C’est le genre de livre qu’on écoute ou qu’on lit avec un certain intérêt mais qu’on oublie vite. L’histoire est non évolutive et il y a beaucoup de passages crus et vulgaires. La narration de Bernard Gabay est passablement dépourvue d’émotion. Ça m’a ennuyé un peu mais je peux comprendre que Gabay ait ajusté sa voix à un récit aussi froid.

Enfin, c’est une histoire sans scénario ni objectif mais elle a le mérite de pousser à la réflexion sur des problèmes qui déchirent la société : la fin de vie, le suicide assisté, l’euthanasie. J’y ai senti une critique de la société, une timidité à aborder les Droits et Libertés. L’auteur met aussi en perspective l’hypocrisie religieuse.

Voilà…attendez-vous à une histoire gardant l’absurde à l’avant-plan et dans laquelle semer la mort juste pour dormir est traité avec une légèreté désarmante.  Là, je me suis réveillé assassin. Je n’inventais plus des histoires, je me mettais à les vivre et à en profiter. Comme par enchantement, j’étais passé de l’écriture à la vie. (Extrait)

Un petit détail en terminant : la presse littéraire a reçu l’ouvrage de Ben Jelloun avec  timidité. J’ai senti une certaine difficulté à classer cet ouvrage atypique : histoire est un bien grand mot. Fable et conte sont des termes souvent utilisés.

Suggestion de lecture : L’IRREMPLAÇABLE EXPÉRIENCE DE L’EXPLOSION DE LA TÊTE, de Michael Guinzburg

Tahar Ben Jelloun naît le 1er décembre 1947 à Fès, au Maroc. Tout en commençant à écrire des poèmes, il enseigne la philosophie en français. En 1971, il publie son premier recueil de poésie, Hommes sous linceul de silence.

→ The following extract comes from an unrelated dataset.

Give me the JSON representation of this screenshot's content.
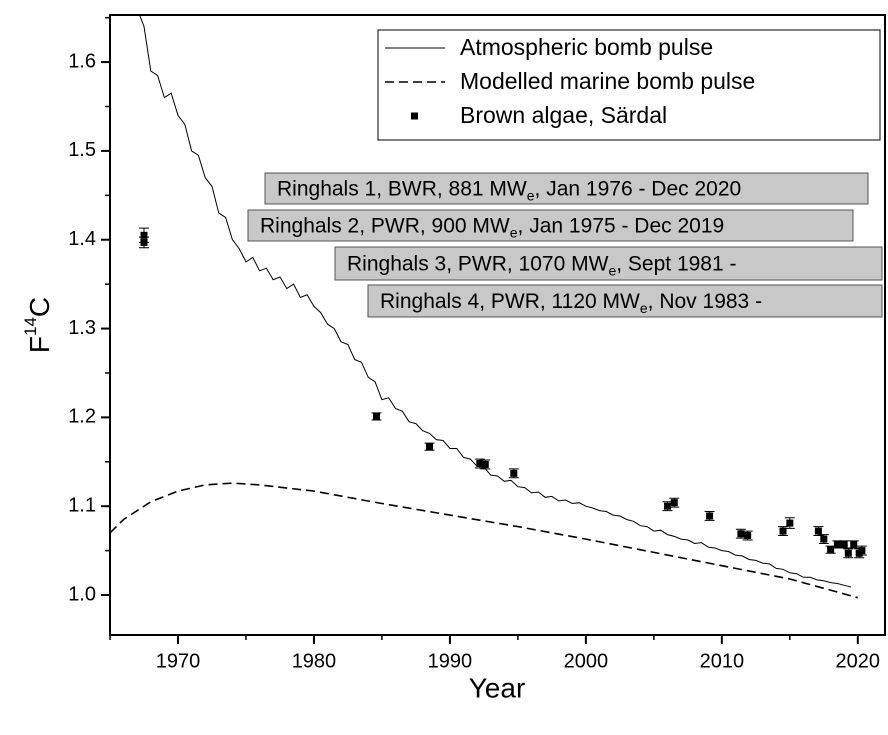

La même année, il s’installe à Paris et fera ensuite parler de lui avec la publication de son roman Harrouda, publié en 1973, qui évoque beaucoup la sensualité des femmes, et qui a choqué au Maroc. Mais le roman à l’origine de sa renommée se nomme L’Enfant de sable, publié en 1985. Sa suite La Nuit Sacrée, paraît en 1987 et reçoit le prix Goncourt.

En 1995, son livre pédagogique Le Racisme expliqué à ma fille rencontre un grand succès. Vendu à 400 000 exemplaires, il est traduit en 33 langues, faisant de Tahar Ben Jelloun l’auteur francophone le plus traduit au monde. Son roman L’Ablation mène une réflexion sur la vie et la maladie. En 2019, Tahar Ben Jelloun publie L’Insomnie.